In Heiligenstadt hat der Osterhase ganz viele Helfer. Und diese haben auch ein neues Zuhause gefunden - in einem ehemaligen Schuhladen gleich gegenüber vom Rathaus. Diese Helfer sind schon fleißig dabei, Ostereier für den Osterbrunnen und für den Verkauf zu erstellen. "Wir freuen uns über den neuen Raum, denn wir hatten bisher Probleme alles unterzubringen", informiert der zweite Bürgermeister Hans Göller (SPD). Schließlich werden für den Osterbrunnen 2800 Ostereier benötigt. Und jedes Jahr müssen 200 bis 300 neue Eier bemalt und gestaltet werden, da welche fehlen oder kaputt gehen. "Der Osterbrunnen ist wichtig, denn er ist eine große Attraktion", versichert Göller.


Alte Schule war baufällig

Roland Hohe, erster Vorsitzender des Fränkische-Schweiz-Vereins Ortsgruppe Heiligenstadt, ist ebenfalls froh über den Raum: "Wir mussten aus der alten
Schule raus, weil die baufällig war." Den jetzigen Raum haben die Helfer des Osterhasen gestrichen und mit Tischen und Stühlen bestückt. "Schön ist auch, dass wir zwei Schaufenster zum Marktplatz hin zur Verfügung gestellt bekommen", freut sich Hohe. Denn hier soll eine alte Butte und Tracht ausgestellt werden, um über die Tradition des Osterbrunnens zu informieren.
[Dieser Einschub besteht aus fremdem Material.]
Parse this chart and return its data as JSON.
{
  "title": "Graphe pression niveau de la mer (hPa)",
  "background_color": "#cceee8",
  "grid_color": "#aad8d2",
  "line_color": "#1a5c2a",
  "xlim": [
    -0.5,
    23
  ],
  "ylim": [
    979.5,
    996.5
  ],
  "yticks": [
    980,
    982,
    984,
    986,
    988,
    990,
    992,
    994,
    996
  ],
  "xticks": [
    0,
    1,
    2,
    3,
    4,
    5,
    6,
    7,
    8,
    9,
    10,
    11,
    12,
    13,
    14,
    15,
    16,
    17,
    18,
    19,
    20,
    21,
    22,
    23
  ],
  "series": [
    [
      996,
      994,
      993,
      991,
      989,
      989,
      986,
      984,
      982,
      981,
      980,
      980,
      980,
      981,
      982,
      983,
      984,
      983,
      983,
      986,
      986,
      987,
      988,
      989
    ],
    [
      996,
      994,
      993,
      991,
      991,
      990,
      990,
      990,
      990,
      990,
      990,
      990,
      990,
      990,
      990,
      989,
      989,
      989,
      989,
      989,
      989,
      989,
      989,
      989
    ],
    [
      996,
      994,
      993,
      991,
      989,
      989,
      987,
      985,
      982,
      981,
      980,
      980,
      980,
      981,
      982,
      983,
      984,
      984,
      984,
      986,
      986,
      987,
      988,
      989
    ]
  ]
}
In Heiligenstadt wurde etwa ab 1950 der erste Brunnen geschmückt. "Früher mussten die Menschen das Wasser mit Butten nach Hause tragen", erzählt Ursula Hohe. Während der großen Wasserarmut auf den Hochflächen trugen die Bauern das Wasser sogar dorthin. Dann erhielt jedes Haus eine Wasserleitung und der alte Brauch Brunnen und Quellen zu schmücken lebte wieder auf. Zuerst wurden nur Fichten und Birken aufgestellt, die später mit Girlanden und Blumen geschmückt wurden. Jetzt werden die Brunnen mit bemalten Eiern verziert, einem Sinnbild für Fruchtbarkeit.

"Tradition sind ja die aufgebrochenen Eier", erklärt Ursula Hohe. In diesem Jahr haben die Helfer des Osterhasen die weißen Hühner-, Enten- und Gänseeier mehrmals gebrochen. Sie werden dann noch bemalt und lackiert, damit sie haltbarer sind. "Das Problem ist, so viele weiße Eier zu bekommen", wirft Christiane Schmidt ein. Und Ursula Hohe zeigt, was die pfiffigen Helfer aus braunen Eiern machen: Die werden einfach als Marienkäfer bemalt.


20 fleißige Helfer

Das fleißige Osterteam besteht aus fast 20 Bürgern. Die Eier kommen ebenfalls aus der Marktgemeinde und werden beim Kuchenbacken nicht zerschlagen, sondern ausgeblasen. Wilhelm Hohe zeigt einen kleinen Blasebalg, den er verwendet. "Wichtig ist, die Eier danach auszuwaschen", stellt Hohe heraus. Mit einem kleinen Schleifgerät macht er dann die Öffnungen in die Ostereier.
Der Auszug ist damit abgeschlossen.